Story time.

This is a true story, but for the sake of discretion, I’ll pretend it’s about a web service that delivers cat pictures. I’ve drawn an architecture diagram below. User requests come into the Cats as a Service frontend, which is basically responsible for cramming as many cats onto a webpage as possible. A single user request fans out to many requests to the Cat-o-matic backend, which each fan out to many requests to the cat picture database. The database is just a standard third-party database storing cat pictures and metadata. The Cat-o-matic gets requests like “give me three siamese cats in a rose garden at 480x620px” and delivers responses by doing a whole lot of processing of cat picture data from the database.

Cats as a Service architecture diagram
In reality, each box in the diagram is actually a cluster of servers running behind load balancers. There are also caches and monitoring servers, etc., that haven't been drawn in.

Now, anyone who’s developed any serious web service knows that a lot of code ends up being sanity checking. No one needs a one billion by one billion pixel picture of a cat’s nose, but without sanity checking it’s only a matter of time before a user (maliciously or by accident) makes that request and crashes a server.

Sanity checking requests wasn’t the biggest priority for the team working on the Cat-o-matic, though.

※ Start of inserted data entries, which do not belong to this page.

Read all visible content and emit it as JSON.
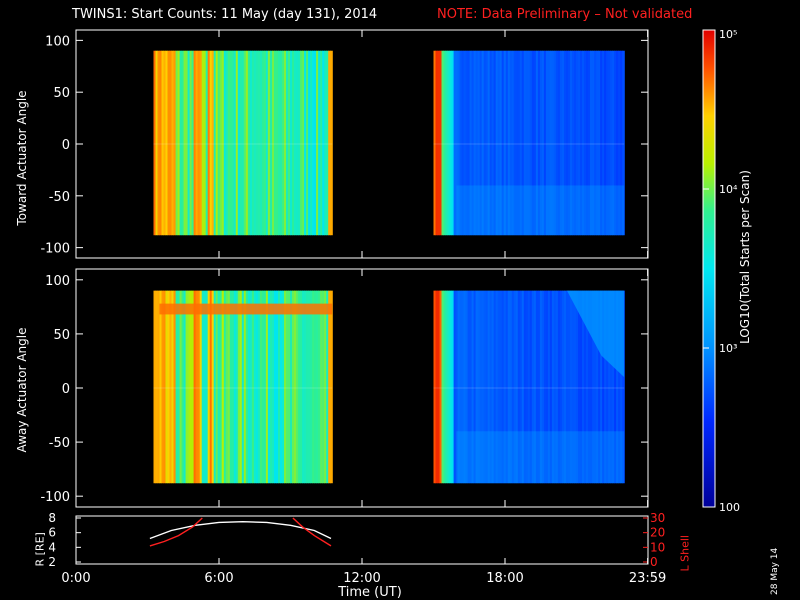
{
  "header": {
    "title": "TWINS1: Start Counts: 11 May (day 131), 2014",
    "note": "NOTE: Data Preliminary – Not validated"
  },
  "stamp": "28 May 14",
  "colorbar": {
    "label": "LOG10(Total Starts per Scan)",
    "ticks": [
      {
        "value": 100,
        "label": "100"
      },
      {
        "value": 1000,
        "label": "10³"
      },
      {
        "value": 10000,
        "label": "10⁴"
      },
      {
        "value": 100000,
        "label": "10⁵"
      }
    ]
  },
  "colors": {
    "note": "#ff2020",
    "r_line": "#ffffff",
    "lshell_line": "#ff2020"
  },
  "chart_data": [
    {
      "type": "heatmap",
      "name": "toward",
      "ylabel": "Toward Actuator Angle",
      "xlim": [
        "0:00",
        "23:59"
      ],
      "ylim": [
        -110,
        110
      ],
      "yticks": [
        100,
        50,
        0,
        -50,
        -100
      ],
      "data_blocks": [
        [
          "3:15",
          "10:45"
        ],
        [
          "15:00",
          "23:00"
        ]
      ],
      "scale": "log",
      "zlim": [
        100,
        100000
      ]
    },
    {
      "type": "heatmap",
      "name": "away",
      "ylabel": "Away Actuator Angle",
      "xlim": [
        "0:00",
        "23:59"
      ],
      "ylim": [
        -110,
        110
      ],
      "yticks": [
        100,
        50,
        0,
        -50,
        -100
      ],
      "data_blocks": [
        [
          "3:15",
          "10:45"
        ],
        [
          "15:00",
          "23:00"
        ]
      ],
      "scale": "log",
      "zlim": [
        100,
        100000
      ]
    },
    {
      "type": "line",
      "name": "orbit",
      "xlabel": "Time (UT)",
      "xticks": [
        "0:00",
        "6:00",
        "12:00",
        "18:00",
        "23:59"
      ],
      "ylabel_left": "R [RE]",
      "ylim_left": [
        2,
        8
      ],
      "yticks_left": [
        2,
        4,
        6,
        8
      ],
      "ylabel_right": "L Shell",
      "ylim_right": [
        0,
        30
      ],
      "yticks_right": [
        0,
        10,
        20,
        30
      ],
      "series": [
        {
          "axis": "left",
          "x": [
            3.1,
            4,
            5,
            6,
            7,
            8,
            9,
            10,
            10.7
          ],
          "values": [
            5.2,
            6.3,
            7.0,
            7.4,
            7.5,
            7.4,
            7.0,
            6.3,
            5.2
          ]
        },
        {
          "axis": "right",
          "x": [
            3.1,
            3.7,
            4.3,
            4.9,
            5.3
          ],
          "values": [
            11,
            14,
            18,
            24,
            30
          ]
        },
        {
          "axis": "right",
          "x": [
            9.1,
            9.5,
            10.0,
            10.4,
            10.7
          ],
          "values": [
            30,
            24,
            18,
            14,
            11
          ]
        }
      ]
    }
  ]
}
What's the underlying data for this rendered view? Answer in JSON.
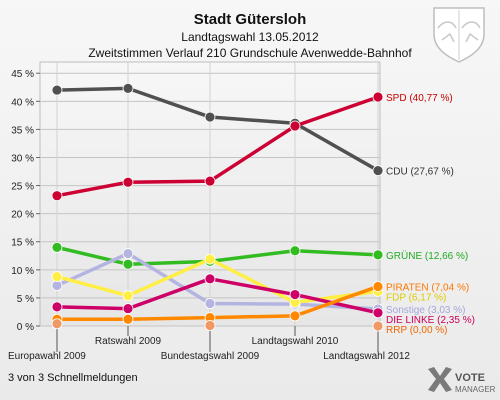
{
  "header": {
    "title": "Stadt Gütersloh",
    "subtitle": "Landtagswahl 13.05.2012",
    "description": "Zweitstimmen Verlauf 210 Grundschule Avenwedde-Bahnhof"
  },
  "footer": {
    "status": "3 von 3 Schnellmeldungen",
    "brand_line1": "VOTE",
    "brand_line2": "MANAGER"
  },
  "chart_data": {
    "type": "line",
    "title": "Stadt Gütersloh",
    "subtitle": "Landtagswahl 13.05.2012",
    "xlabel": "",
    "ylabel": "",
    "x": [
      "Europawahl 2009",
      "Ratswahl 2009",
      "Bundestagswahl 2009",
      "Landtagswahl 2010",
      "Landtagswahl 2012"
    ],
    "ylim": [
      0,
      47
    ],
    "yticks": [
      "0 %",
      "5 %",
      "10 %",
      "15 %",
      "20 %",
      "25 %",
      "30 %",
      "35 %",
      "40 %",
      "45 %"
    ],
    "ytick_values": [
      0,
      5,
      10,
      15,
      20,
      25,
      30,
      35,
      40,
      45
    ],
    "grid": true,
    "series": [
      {
        "name": "CDU",
        "color": "#505050",
        "values": [
          42.0,
          42.3,
          37.2,
          36.1,
          27.67
        ],
        "label": "CDU (27,67 %)",
        "label_color": "#333333"
      },
      {
        "name": "SPD",
        "color": "#cc0033",
        "values": [
          23.2,
          25.6,
          25.8,
          35.6,
          40.77
        ],
        "label": "SPD (40,77 %)",
        "label_color": "#cc0000"
      },
      {
        "name": "GRÜNE",
        "color": "#33bb22",
        "values": [
          14.0,
          11.0,
          11.5,
          13.4,
          12.66
        ],
        "label": "GRÜNE (12,66 %)",
        "label_color": "#22aa22"
      },
      {
        "name": "Sonstige",
        "color": "#b4b4e0",
        "values": [
          7.2,
          12.9,
          4.0,
          3.9,
          3.03
        ],
        "label": "Sonstige (3,03 %)",
        "label_color": "#a6a6dd"
      },
      {
        "name": "FDP",
        "color": "#ffee44",
        "values": [
          8.8,
          5.4,
          11.9,
          4.2,
          6.17
        ],
        "label": "FDP (6,17 %)",
        "label_color": "#ddcc00"
      },
      {
        "name": "DIE LINKE",
        "color": "#cc0066",
        "values": [
          3.4,
          3.1,
          8.4,
          5.6,
          2.35
        ],
        "label": "DIE LINKE (2,35 %)",
        "label_color": "#cc0055"
      },
      {
        "name": "PIRATEN",
        "color": "#ff8800",
        "values": [
          1.2,
          1.2,
          1.5,
          1.8,
          7.04
        ],
        "label": "PIRATEN (7,04 %)",
        "label_color": "#ff7700"
      },
      {
        "name": "RRP",
        "color": "#ee9966",
        "values": [
          0.4,
          null,
          0.1,
          null,
          0.0
        ],
        "label": "RRP (0,00 %)",
        "label_color": "#ee6600"
      }
    ]
  }
}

The biggest priority for them was implementing the increasingly complex cat-pic-processing features that were needed by the frontend team. Besides, it wasn’t as if the Cat-o-matic were on the open internet; all requests to the Cat-o-matic came from the CaaS, which was developed by intelligent engineers who wouldn’t make stupid requests.

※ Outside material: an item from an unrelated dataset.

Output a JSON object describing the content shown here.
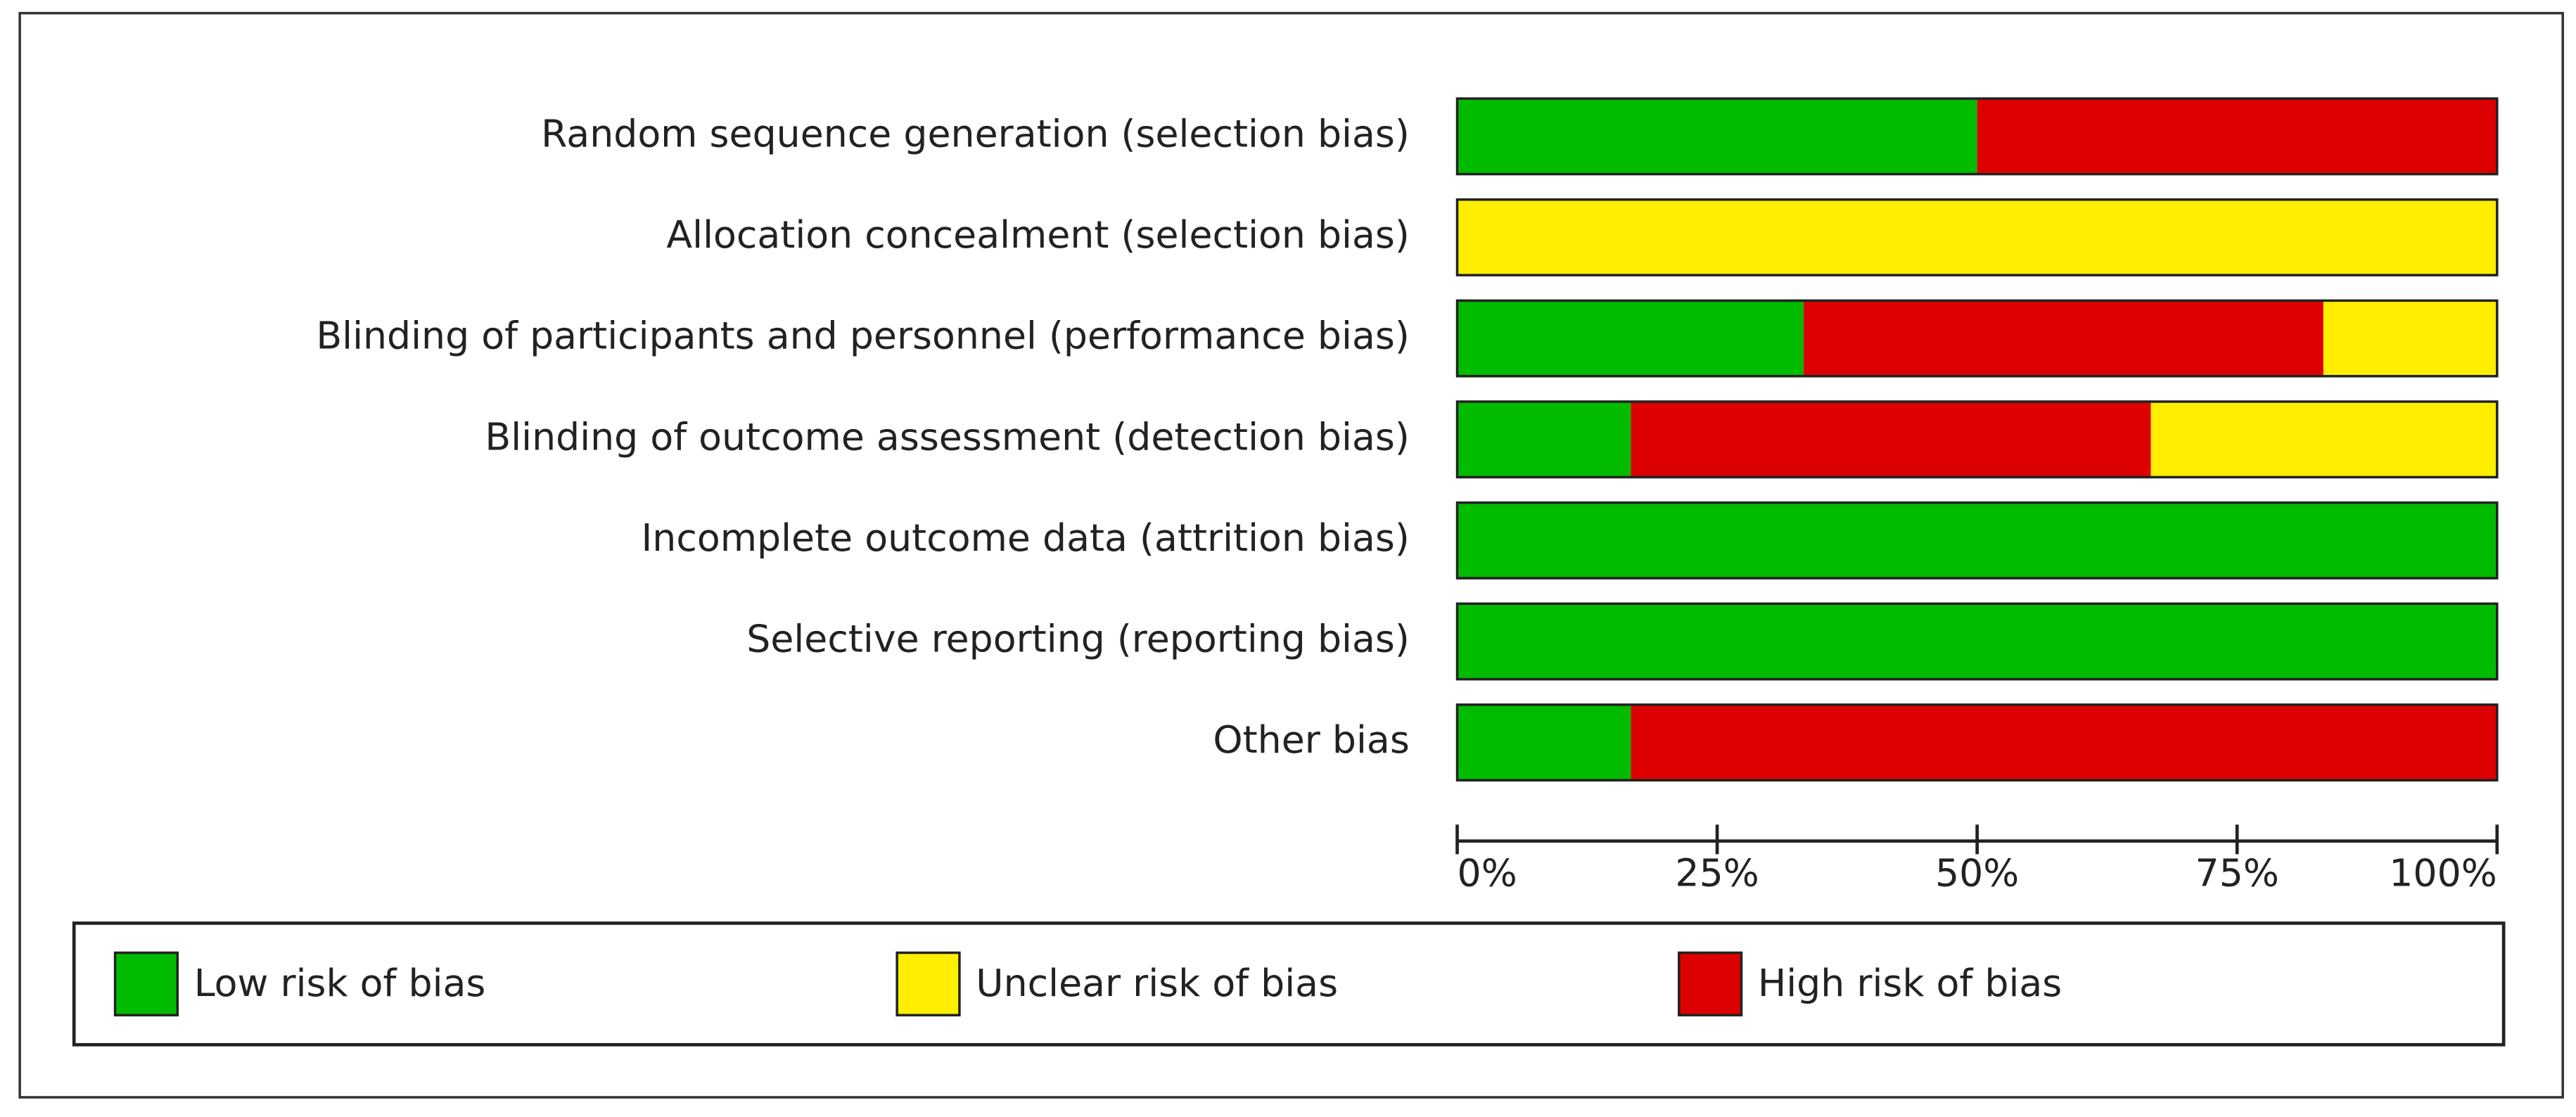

On the other hand, although the CaaS had sanity checking of user requests, it turned out it didn’t have sanity checking of backend requests it produced. Why would it? The Cat-o-matic was written by intelligent engineers who knew what they were doing.

It should be obvious how things went wrong. The ironic twist is that it wasn’t real user requests that caused the outage, but fake user requests from the monitoring stack. A new feature was added to the CaaS, and an innocent-looking test case was added to the black-box monitoring.

So, once every few minutes, the monitoring stack would check if the new CaaS feature were working by sending it a request. The CaaS would take the request, process it a bit, and then turn around to rain an unholy armageddon of insane requests on the Cat-o-matic servers. None of the victim servers survived to report back, so eventually the CaaS would give up waiting and deliver an error page to the monitoring stack. The monitoring stack would record the failure and then simply try again a few minutes later – after all the servers that had crashed the previous round had finished restarting.

Postmortem

The incident itself was exciting (although it turned out enough servers were up at any time to keep serving end users), but the fix was mundane after the cause was identified: roll back the new monitoring config, and then do a review of the codebase looking for places to add more checking.

But there were some good morals to the story. First, it was a gentle reminder that any production change can cause a system failure. The vulnerable code had all been pushed under the usual safety checks, but the crashing was only triggered when the new monitoring configs were loaded.

Second, it’s only an illusion that makes deep processing pipelines feel like a defence against weird requests. The truth is the opposite: processing tends to create weird requests.

Third, communication issues were obviously a major factor. If the engineers who pushed the monitoring config had immediate feedback that the backend servers were crashing, they would have rolled back immediately. Instead, they were tracing their monitoring check failures downstream while the backend engineers were tracing their server crashes upstream. Of course, the outage wouldn’t have happened at all if the two teams had figured out who was responsible for sanity checking what in the first place. Some of these lines of communication could have been improved (and they were afterwards), but ultimately communication failures are going to start happening once a team grows beyond a size of one. Projects need to be made robust to that.

Which comes to the main moral of the story: defensive coding needs to be the culture. I choose the word “culture” deliberately because the point is that in practice you’ll either have a culture of defensive coding or a culture of defenceless coding. A situation where everyone knows exactly where in the system assumptions need to be verified and where they don’t is just not scalable. If you can’t look at a single component and see what assumptions are made there and how they are verified, the system is probably broken.